2.10 Indeks Keanekaragaman

  Indeks keanekaragaman (H’) dapat diartikan sebagai suatu penggambaran secara sistematik yang melukiskan struktur komunitas dan dapat memudahkan proses analisa informasi-informasi mengenai macam dan jumlah organisme. Selain itu keanekaragaman dan keseragaman biota dalam suatu perairan sangat tergantung pada banyaknya spesies dalam komunitasnya. Semakin banyak jenis yang ditemukan maka keanekaragaman akan semakin besar, meskipun nilai ini sangat tergantung dari jumlah individu masing-masing jenis (Wilhm dan Doris 1986). Pendapat ini juga didukung oleh Krebs (1985) yang menyatakan bahwa semakin banyak jumlah anggota individunya dan merata, maka indeks keanekaragaman juga akan semakin besar. Indeks keanekaragaman (H’) merupakan suatu angka yang tidak memiliki satuan dengan kisaran 0 – 3. Tingkat keanekaragaman akan tinggi jika nilai H’ mendekati 3, sehingga hal ini menunjukkan kondisi perairan baik. Sebaliknya jika nilai H’ mendekati 0 maka individu pada suatu spesies yang terdapat dalam suatu komunitas. Indeks keseragaman (e) merupakan pendugaan yang baik untuk menentukan dominasi dalam suatu area. Apabila satu atau beberapa jenis melimpah dari yang lainnya , maka indeks keseragaman akan rendah. Jonathan (1979) menyatakan bahwa jika nilai indeks keseragaman melebihi 0,7 mengindikasikan derajat keseragaman komunitasnya tinggi.
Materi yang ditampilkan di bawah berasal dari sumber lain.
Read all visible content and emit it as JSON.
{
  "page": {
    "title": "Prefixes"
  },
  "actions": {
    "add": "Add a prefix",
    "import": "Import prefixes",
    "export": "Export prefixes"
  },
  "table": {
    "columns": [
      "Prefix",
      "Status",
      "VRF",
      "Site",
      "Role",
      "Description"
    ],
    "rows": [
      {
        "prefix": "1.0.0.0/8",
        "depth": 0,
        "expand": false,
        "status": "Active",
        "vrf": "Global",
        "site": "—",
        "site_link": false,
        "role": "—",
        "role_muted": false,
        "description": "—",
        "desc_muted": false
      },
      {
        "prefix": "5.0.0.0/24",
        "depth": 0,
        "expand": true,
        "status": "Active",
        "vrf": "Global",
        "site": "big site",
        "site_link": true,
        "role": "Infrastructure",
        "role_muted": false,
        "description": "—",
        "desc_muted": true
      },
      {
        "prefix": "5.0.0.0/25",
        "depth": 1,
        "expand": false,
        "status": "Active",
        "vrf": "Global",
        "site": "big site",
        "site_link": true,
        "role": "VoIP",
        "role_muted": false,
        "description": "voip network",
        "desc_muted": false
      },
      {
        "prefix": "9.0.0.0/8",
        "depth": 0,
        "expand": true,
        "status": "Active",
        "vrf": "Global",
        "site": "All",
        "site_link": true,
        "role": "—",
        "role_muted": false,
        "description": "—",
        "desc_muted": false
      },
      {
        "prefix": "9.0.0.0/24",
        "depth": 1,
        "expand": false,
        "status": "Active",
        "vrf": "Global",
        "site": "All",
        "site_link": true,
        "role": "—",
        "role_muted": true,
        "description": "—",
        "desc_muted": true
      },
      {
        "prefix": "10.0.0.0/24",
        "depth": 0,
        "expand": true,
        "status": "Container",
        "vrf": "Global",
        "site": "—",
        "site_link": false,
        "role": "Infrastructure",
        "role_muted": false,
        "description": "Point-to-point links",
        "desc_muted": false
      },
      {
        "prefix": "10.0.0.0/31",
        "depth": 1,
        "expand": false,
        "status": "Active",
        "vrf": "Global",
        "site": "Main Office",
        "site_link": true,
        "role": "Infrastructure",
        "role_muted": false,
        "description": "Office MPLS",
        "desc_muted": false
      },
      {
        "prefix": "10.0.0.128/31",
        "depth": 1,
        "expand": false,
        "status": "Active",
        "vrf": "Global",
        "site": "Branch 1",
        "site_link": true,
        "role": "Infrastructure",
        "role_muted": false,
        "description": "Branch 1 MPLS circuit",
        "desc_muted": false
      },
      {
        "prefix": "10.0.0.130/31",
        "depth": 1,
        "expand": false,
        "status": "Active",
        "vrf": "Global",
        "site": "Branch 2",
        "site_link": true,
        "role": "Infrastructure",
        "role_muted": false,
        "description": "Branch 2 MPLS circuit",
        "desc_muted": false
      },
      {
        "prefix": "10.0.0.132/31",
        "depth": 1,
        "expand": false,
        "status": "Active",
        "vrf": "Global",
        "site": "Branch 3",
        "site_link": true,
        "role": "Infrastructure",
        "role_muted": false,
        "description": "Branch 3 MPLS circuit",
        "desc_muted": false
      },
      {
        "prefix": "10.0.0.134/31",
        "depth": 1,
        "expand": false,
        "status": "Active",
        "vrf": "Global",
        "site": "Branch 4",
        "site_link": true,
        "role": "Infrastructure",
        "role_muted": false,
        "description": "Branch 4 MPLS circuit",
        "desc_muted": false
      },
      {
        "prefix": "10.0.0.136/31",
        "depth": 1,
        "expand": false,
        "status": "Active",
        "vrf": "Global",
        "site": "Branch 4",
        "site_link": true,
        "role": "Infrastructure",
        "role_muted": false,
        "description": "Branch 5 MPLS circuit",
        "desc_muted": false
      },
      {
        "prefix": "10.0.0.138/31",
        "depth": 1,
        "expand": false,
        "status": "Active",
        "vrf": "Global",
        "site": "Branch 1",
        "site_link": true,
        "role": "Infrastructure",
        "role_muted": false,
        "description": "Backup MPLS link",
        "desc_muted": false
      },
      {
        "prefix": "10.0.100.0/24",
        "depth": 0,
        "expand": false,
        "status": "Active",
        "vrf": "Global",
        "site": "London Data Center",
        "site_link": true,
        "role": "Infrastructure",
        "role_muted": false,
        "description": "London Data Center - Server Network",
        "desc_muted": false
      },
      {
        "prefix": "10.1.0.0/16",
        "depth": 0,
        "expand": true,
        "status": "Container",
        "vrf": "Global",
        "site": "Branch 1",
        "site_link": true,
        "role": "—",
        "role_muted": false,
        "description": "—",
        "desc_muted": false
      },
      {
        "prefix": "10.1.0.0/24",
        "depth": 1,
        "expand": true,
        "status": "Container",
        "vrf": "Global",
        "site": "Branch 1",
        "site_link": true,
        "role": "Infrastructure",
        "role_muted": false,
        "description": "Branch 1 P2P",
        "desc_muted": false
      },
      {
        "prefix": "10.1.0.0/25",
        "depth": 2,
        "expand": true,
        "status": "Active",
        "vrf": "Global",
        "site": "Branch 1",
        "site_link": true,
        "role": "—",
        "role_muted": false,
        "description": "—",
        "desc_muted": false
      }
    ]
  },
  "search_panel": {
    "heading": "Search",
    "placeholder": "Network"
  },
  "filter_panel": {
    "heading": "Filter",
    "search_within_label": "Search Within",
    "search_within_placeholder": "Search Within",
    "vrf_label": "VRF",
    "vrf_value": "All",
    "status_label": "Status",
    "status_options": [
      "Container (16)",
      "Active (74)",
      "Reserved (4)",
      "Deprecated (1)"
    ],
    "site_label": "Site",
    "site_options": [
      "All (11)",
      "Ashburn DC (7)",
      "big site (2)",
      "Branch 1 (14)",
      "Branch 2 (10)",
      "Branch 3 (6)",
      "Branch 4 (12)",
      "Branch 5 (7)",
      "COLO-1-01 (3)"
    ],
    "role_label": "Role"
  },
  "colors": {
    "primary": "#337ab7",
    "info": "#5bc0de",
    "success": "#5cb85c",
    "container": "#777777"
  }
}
III. METODOLOGI PENELITIAN

  3.1 Waktu dan Tempat Penelitian

  Penelitian ini telah dilakukan dari bulan Januari sampai dengan Februari 2014, di Kabupaten Aceh Barat, yang pengambilan datanya dilakukan pada 3 Kecamatan yaitu Kecamatan Meureubo (Sungai Meureubo sebagai stasiun I), Kecamatan Samatiga (Sungai Alue Raya sebagai stasiun II), dan Kecamatan Arongan Lambalek (Sungai Arongan Lambalek sebagai stasiun III). Penelitian ini dilakukan pada 3 titik (Stasiun) yang berbeda dengan jarak Horizontal 100 meter. kemudian dilakukan Identifikasi Jenis Kerang di Laboratorium Fakultas Perikanan dan Ilmu Kelautan, Universitas Teuku Umar.

  3.2 Alat dan Bahan

  Alat dan bahan yang digunakan pada penelitian ini dapat dilihat pada Tabel dibawah: Tabel 1. Jenis alat yang digunakan pada penelitian

  No Alat Fungsi

  1 Penggaris Untuk mengukur kerang

  2 Camera digital Mengambil gambar kerang

  3 Toples Sebagai wadah/tempat

  4 Buku identifikasi Rujukan dalam identifikasi kerang (siput dan kerang (indosian shels) Bunjamin Dharma)

  5 Roll Meter Untuk mengukur transek Tabel 2. Jenis bahan yang digunakan pada penelitian

  No Bahan Fungsi

  1 Kerang Objek penelitian

  2 Air Sebagai media hidup

  3 Tisue Sebagai pembersih

  3.3 Metode Penelitian

  Metode yang digunakan dalam penelitian ini adalah metode deskriptif Teknik pengambilan sampel dilakukan dalam 1 bulan 3 stasiun dan setiap stasiun 2x pengulangan.

  3.4 Teknik Pengambilan Data

  Teknik pengambilan data dalam penelitian ini mengunakan metode

  

Purposive sampling, dimana metode ini dipilih secara sengaja untuk tujuan

tertentu atau dilakukan dengan berdasarkan hasil dari penelitian di lokasi.

  3.5 Teknik Pengumpulan Data

  1. Data Primer Untuk mendapatkan data keragaman kerang, dilakukan survey ke stasiun pengamatan, pengambilan kerang selanjutnya dilihat secara morfologis, diukur, selanjutnya dimasukkan kedalam wadah (toples) di bawa ke Laboratorium untuk proses identifikasi (morfologi), dengan merujuk pada buku pedoman identifikasi kerang air tawar atau payau (Siput dan Kerang Indonesia (Indosian shells), Bunjamin Dharma).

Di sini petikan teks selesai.